Você pode estar se perguntando sobre a demanda que não é um termo de segurança da informação e sim apenas uma questão de recursos computacionais como configuração, adicionar mais memória, usar um melhor processador, adicionar redundância ou distribuição dos recursos. Mas existe uma outra faceta da disponibilidade. Imagine agora se o seu servidor de Banco de Dados estiver sofrendo um ataque de Denial of Service (DoS). Isto, também, pode afetar no atendimento a sua demanda. E pior, isso pode deixar o serviço indisponível. Logo disponibilidade por demanda é, também, item de segurança da informação.

Outro ponto importante é a administração de usuários de um Banco de Dados. É comum encontrar um mesmo usuário que tenha acesso a várias databases sem que as databases se relacionem.

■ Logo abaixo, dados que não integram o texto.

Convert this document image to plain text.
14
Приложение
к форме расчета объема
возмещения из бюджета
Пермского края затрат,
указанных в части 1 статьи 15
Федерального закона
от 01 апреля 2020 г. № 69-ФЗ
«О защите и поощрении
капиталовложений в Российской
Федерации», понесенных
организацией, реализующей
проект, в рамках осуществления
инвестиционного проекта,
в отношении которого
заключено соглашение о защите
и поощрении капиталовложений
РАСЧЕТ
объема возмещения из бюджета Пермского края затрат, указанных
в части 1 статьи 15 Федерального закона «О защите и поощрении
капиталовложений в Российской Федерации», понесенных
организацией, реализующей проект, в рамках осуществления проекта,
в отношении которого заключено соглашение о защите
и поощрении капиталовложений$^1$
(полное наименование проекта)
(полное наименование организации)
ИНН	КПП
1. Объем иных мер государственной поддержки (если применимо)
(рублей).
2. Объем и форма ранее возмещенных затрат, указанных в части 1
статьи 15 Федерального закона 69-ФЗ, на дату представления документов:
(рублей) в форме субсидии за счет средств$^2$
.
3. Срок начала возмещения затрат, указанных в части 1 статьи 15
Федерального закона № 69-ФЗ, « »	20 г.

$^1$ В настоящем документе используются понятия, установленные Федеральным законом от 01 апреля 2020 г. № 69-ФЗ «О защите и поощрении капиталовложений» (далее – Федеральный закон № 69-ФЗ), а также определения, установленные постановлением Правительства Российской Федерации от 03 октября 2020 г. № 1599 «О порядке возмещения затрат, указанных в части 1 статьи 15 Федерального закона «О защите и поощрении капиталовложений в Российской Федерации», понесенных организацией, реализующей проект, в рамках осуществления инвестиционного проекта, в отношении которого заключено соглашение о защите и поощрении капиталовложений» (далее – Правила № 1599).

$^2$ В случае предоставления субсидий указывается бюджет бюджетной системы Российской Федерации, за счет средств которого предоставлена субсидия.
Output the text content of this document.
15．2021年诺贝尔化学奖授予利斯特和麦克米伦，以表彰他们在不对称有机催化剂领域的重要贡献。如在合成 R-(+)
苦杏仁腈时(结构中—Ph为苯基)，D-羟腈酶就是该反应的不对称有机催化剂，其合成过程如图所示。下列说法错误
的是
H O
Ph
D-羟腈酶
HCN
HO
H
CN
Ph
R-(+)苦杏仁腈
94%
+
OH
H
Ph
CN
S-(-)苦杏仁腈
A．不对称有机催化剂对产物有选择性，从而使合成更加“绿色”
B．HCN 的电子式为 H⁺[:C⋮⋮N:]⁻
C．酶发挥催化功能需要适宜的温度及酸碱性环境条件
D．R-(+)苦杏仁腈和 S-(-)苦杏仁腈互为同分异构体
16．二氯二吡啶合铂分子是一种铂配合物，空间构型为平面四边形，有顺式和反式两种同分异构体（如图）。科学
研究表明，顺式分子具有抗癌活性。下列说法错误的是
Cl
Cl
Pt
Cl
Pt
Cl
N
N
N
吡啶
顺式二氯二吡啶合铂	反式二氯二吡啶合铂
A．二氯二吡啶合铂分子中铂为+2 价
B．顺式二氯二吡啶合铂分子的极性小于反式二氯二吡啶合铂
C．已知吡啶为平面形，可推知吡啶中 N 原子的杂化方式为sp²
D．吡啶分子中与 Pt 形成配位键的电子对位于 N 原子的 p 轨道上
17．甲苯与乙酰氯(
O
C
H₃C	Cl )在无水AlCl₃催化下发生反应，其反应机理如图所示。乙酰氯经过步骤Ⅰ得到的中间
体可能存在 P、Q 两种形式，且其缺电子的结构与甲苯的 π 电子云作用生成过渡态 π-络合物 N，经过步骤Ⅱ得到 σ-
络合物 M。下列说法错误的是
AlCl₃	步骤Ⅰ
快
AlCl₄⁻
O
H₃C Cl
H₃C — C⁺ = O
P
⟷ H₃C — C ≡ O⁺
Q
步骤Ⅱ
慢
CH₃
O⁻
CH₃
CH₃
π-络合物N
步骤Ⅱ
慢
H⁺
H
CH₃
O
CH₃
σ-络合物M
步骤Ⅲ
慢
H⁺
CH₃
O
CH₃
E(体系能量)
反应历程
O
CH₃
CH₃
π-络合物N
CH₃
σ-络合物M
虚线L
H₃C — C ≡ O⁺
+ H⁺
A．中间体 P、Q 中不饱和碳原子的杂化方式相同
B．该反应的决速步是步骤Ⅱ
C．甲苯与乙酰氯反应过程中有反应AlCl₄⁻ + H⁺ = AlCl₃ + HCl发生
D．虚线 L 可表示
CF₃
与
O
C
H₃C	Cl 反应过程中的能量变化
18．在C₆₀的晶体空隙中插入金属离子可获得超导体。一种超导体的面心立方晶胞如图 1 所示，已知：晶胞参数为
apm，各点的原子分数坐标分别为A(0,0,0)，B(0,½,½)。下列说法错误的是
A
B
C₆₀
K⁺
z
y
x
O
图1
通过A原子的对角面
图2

Ou seja, uma mesma empresa com diferentes aplicações e um único usuário no Banco de Dados. Esta prática é condenável, pois se alguém indevidamente consegue as credenciais de uma aplicação todas as databases serão afetadas e não apenas uma. Para piorar não é novidade aplicações usarem a senha de administrador (ou de root ou do system) do Banco de Dados que, em posse do atacante, dará autonomia completa ao repositório de dados.

Para mitigar esse problema é necessário que cada diferente aplicação tenha seu próprio usuário (diferente do usuário administrador ou root ou system) no Banco de Dados limitado a certa(s) database(s). Para cada database é possível, também, dizer se o usuário tem acesso apenas read-only (só leitura) e/ou de escrita. Indo mais além, é possível limitar o acesso por endereço IP de origem. Isso completa o que chamamos de Confidencialidade.

A grande maioria dos SGDBs (Sistemas Gerenciadores de Banco de Dados) tem o conceito de ACID (Atômicidade, Consistência, Isolamento e Durabilidade) que caracteriza as transações em um Banco de Dados. Transações são unidades lógicas de trabalho. Ou seja, quando iniciadas não devem sofrer interferências externas até chegar ao seu fim.

  • Atômicidade: Uma transação não pode ser dividida.
  • Consistência: Uma transação deve ser iniciada a partir de um estado consistente do Banco de Dados para outro estado, também, consistente.
  • Isolamento: Conjunto de técnicas para que transações paralelas não interfiram uma nas outras.
  • Durabilidade: Os efeitos de uma transação devem ser persistidas (commit) no Banco de Dados

Com isso fechamos o item Integridade, converse com seu DBA se seu Banco de Dados possui essa importante característica.

Outras dicas importantes:

  • Se todas as conexões do seu Banco de Dados são realizadas de um único IP de origem configure-o para só aceitar conexões deste IP.
  • Atualize sempre o executável e as bibliotecas do Banco de Dados, atento as correções de falhas de segurança.
  • Faça com que o sistema de arquivos onde fica os dados do banco fique protegido para que só o Administrador de Sistemas (ou, no caso do Linux, o root) tenha acesso.
  • Utilize senhas fortes para o usuário administrador ou root ou system.